# Orlando prostitution sting



## simpsontruckdriver (Mar 6, 2014)

The interesting thing is they worked at the Westgate Palace in Orlando FL. I wonder if David Siegel knew prostitutes were working near it?

TS


----------



## pedro47 (Mar 6, 2014)

Did the pimps owned that timeshare villa or where they renting by the night or the month ?


----------



## mj2vacation (Mar 6, 2014)

West gate.... By the hour.


----------



## theo (Mar 7, 2014)

*Same gig, different venue...*



simpsontruckdriver said:


> The interesting thing is they worked at the Westgate Palace in Orlando FL. I wonder if David Siegel knew prostitutes were working near it?
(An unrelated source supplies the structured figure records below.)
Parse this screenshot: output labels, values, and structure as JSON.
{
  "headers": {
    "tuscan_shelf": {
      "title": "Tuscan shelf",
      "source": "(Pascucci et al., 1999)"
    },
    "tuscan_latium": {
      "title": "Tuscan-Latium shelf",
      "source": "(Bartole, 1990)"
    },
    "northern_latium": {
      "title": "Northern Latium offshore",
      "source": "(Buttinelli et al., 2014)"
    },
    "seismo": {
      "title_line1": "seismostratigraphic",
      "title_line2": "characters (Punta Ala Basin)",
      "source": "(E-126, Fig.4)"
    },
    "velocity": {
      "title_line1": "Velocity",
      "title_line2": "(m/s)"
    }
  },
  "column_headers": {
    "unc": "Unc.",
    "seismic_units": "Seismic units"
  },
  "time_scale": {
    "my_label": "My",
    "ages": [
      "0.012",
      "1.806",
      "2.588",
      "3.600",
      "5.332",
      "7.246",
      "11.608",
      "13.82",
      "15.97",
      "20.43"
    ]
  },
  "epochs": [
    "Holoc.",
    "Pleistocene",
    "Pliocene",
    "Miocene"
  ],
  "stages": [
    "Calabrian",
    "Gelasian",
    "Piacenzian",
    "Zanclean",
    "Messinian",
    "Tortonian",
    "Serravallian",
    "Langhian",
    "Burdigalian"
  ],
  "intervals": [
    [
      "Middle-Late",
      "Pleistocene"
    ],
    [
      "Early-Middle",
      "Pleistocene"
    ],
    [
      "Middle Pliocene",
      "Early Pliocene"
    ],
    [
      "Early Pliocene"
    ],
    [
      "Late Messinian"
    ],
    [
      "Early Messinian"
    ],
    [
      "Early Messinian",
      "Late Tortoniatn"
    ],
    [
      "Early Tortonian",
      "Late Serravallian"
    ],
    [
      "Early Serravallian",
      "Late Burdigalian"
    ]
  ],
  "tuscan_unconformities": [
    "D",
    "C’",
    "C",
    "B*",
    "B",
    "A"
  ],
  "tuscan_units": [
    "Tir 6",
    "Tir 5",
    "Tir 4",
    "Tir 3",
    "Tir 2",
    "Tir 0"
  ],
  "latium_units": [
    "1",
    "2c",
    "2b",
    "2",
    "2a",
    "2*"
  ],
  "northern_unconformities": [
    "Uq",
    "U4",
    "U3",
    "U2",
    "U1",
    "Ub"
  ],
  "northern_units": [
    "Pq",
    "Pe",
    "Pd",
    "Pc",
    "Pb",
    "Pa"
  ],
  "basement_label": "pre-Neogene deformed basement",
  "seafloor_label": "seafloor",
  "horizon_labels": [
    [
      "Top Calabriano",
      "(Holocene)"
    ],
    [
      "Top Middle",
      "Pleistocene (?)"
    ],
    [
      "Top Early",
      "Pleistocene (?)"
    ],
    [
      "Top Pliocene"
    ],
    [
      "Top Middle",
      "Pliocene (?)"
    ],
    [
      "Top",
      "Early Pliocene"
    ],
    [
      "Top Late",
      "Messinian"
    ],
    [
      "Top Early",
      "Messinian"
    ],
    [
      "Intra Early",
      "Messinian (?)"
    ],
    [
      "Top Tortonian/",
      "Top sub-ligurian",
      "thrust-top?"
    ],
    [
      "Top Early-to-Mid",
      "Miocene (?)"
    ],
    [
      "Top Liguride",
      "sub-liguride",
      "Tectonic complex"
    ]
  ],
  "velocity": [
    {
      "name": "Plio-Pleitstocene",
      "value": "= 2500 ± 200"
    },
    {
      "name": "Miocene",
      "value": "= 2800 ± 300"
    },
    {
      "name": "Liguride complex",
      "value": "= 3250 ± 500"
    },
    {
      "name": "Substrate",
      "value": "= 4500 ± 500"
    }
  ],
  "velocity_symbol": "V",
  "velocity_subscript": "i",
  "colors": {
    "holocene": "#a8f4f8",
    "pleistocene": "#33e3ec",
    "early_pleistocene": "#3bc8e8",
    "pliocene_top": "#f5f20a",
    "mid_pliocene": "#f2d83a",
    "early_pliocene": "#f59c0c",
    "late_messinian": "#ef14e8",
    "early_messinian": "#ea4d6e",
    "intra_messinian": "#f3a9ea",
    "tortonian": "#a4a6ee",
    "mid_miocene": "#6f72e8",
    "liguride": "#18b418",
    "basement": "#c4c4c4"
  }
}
If he *did* know, he likely would have tried to recruit them into his sales force. His pitch might be "you can still screw your customers, but the hours are better and you won't have to worry about safe sex". 

Apologies in advance if this is deemed to be inappropriate --- I just couldn't resist the obvious conceptual connection.


----------



## pedro47 (Mar 7, 2014)

theo said:


> If he *did* know, he likely would have tried to recruit them into his sales force. His pitch might be "you can still screw your customers, but the hours are better and you won't have to worry about safe sex".
> 
> Apologies in advance if this is deemed to be inappropriate --- I just couldn't resist the obvious conceptual connection.



That was so funny.


----------



## Passepartout (Mar 7, 2014)

When I read the headline, I thought it was about the millions of people scr***d by a mouse. Siegal is close, though.


----------



## Dori (Mar 7, 2014)

theo said:


> If he *did* know, he likely would have tried to recruit them into his sales force. His pitch might be "you can still screw your customers, but the hours are better and you won't have to worry about safe sex".
> 
> Apologies in advance if this is deemed to be inappropriate --- I just couldn't resist the obvious conceptual connection.



:rofl::rofl::rofl:

Dori


----------